The USCCB backgrounder noted the change in federal budget priorities: “In 1950, the State Department budget was about half as large as the Defense Department. Today it amounts to 10 percent of the defense budget.”

The budget issue is one of war vs. peace. Even Defense Secretary James Mattis acknowledged as much in a quote referenced in USCCB backgrounder: “If you don’t fully fund the State Department, then I need to buy more ammunition.”

Trump has tried to convince Saudi Arabia and the United Arab Emirates to contribute more to Syrian relief, but those efforts have fallen on deaf ears as the two Middle East nations have stepped up their own war-making against Yemen in another proxy battle, this time between the Saudis and Iran, for influence in the region.

“Has the United States done enough? No,” Colecchi said. Other countries and nonstate groups involved in the grinding conflict have to “put aside their rivalries” to work on a peace agreement that “respects the Syrian people,” he added.

Colecchi estimated that 50 percent of Syria’s Christians have fled the country.
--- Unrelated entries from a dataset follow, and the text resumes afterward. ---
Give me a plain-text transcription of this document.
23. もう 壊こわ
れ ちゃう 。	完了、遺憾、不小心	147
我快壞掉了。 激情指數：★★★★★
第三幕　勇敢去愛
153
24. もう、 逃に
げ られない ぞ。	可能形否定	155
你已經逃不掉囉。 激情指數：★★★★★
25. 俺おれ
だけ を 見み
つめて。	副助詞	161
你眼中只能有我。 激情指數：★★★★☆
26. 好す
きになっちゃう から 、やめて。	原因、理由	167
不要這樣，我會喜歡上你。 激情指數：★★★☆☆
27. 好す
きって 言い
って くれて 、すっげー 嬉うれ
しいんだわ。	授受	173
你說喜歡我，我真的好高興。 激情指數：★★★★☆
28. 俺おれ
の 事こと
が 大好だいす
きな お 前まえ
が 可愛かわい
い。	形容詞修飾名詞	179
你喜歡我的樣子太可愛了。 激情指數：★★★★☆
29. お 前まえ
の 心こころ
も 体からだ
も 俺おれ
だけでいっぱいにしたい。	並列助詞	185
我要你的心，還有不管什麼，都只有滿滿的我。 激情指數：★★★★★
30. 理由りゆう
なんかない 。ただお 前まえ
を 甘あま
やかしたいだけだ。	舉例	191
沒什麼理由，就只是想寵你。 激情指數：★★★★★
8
A similar percentage of Syrians overall have either left Syria or have moved to safer spots within the country. Neighboring Lebanon, with a population of about 4 million, is home to 2 million Syrian refugees, he said. While Lebanon’s hospitality is “outstanding,” Colecchi added, “Lebanon needs for those people to be able to go back home.”

Aleppo, a major Christian city in Syria that was the object of a monthslong siege earlier in the war, is “half-destroyed,” Colecchi said. “There are no schools, no hospitals.”

Colecchi noted his impending retirement at the USCCB, where it is customary for a retiring senior staff to get a rocking chair. Another gift, though, does not appear to be in the offing: “I don’t think we’ll get peace in Syria in three weeks.”